I called Melvin at home. He told me what hospital Santangelo was in. He said that he’d call ahead to make sure we got in to see him.
Santangelo Burris was laid out on one of those mechanical beds with a tube up his left nostril and one down his throat. There were three IVs dripping their holy waters into his veins.
“Oh my God no!” the hardest woman I’d ever known hollered in despair.
She ran to the side of his bed while I pushed up a chair for her to sit in, next to him. She settled in, holding his hand and muttering invocations to God, his angels, and probably even Lucifer if he’d listen.
It was a holy moment. Mother and child at the end of their journey. After a while Anger ceased her mumbled pleas. She just sat there, holding Santangelo’s hand and gazing at him. Spread across her face was the naked pain of all the mothers who ever felt for children they could not save.

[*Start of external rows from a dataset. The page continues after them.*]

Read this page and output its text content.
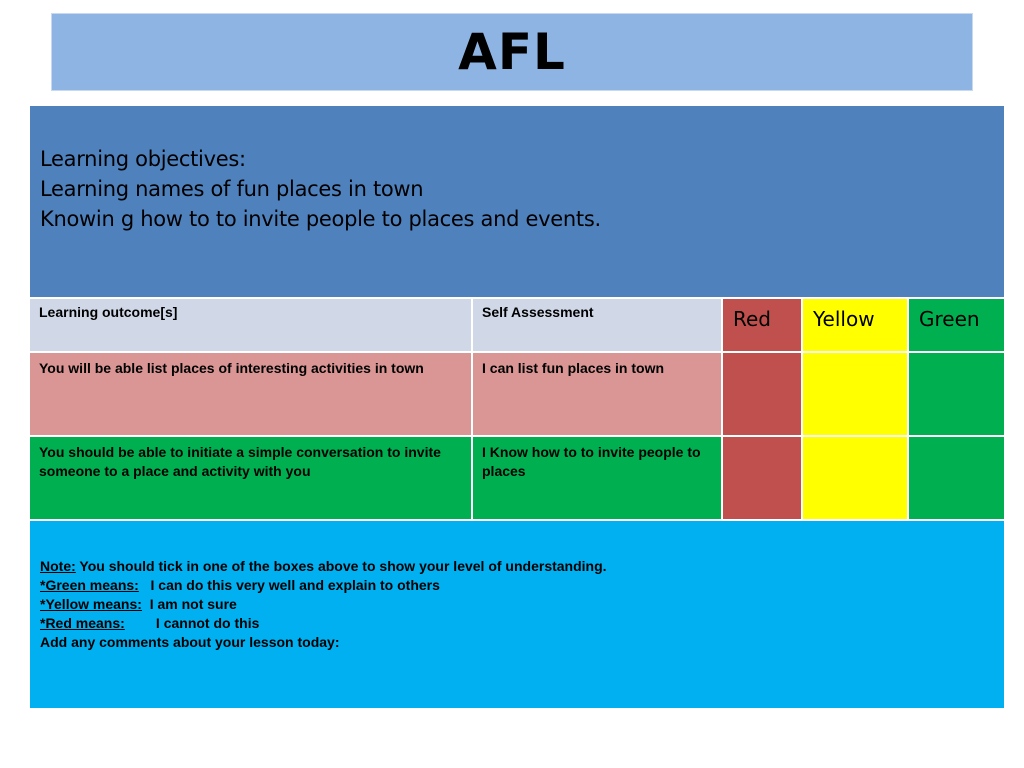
AFL
Learning objectives:
Learning names of fun places in town
Knowin g how to to invite people to places and events.				

Learning outcome[s]	Self Assessment	Red	Yellow	Green

You will be able list places of interesting activities in town	I can list fun places in town			

You should be able to initiate a simple conversation to invite someone to a place and activity with you	I Know how to to invite people to places			

Note: You should tick in one of the boxes above to show your level of understanding.
*Green means:   I can do this very well and explain to others
*Yellow means:  I am not sure
*Red means:        I cannot do this
Add any comments about your lesson today:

I backed up against the slender window that looked in on the two. It felt as if my job was to be the witness to the saddest event that could befall a woman.
We stayed like that for hours. The room was almost absolutely silent, except for the hissing of the respirator that struggled to keep his breathing even. When the sun finally began to make its presence known in the sky outside, a large-bodied, pale-skinned, redheaded nurse made her way to the other side of the bed. She felt around for Saint’s pulse, and, after maybe two minutes, she stopped.
“He’s gone, ma’am,” she said to Anger.
“What?” Anger replied in the most fragile voice I’d ever heard.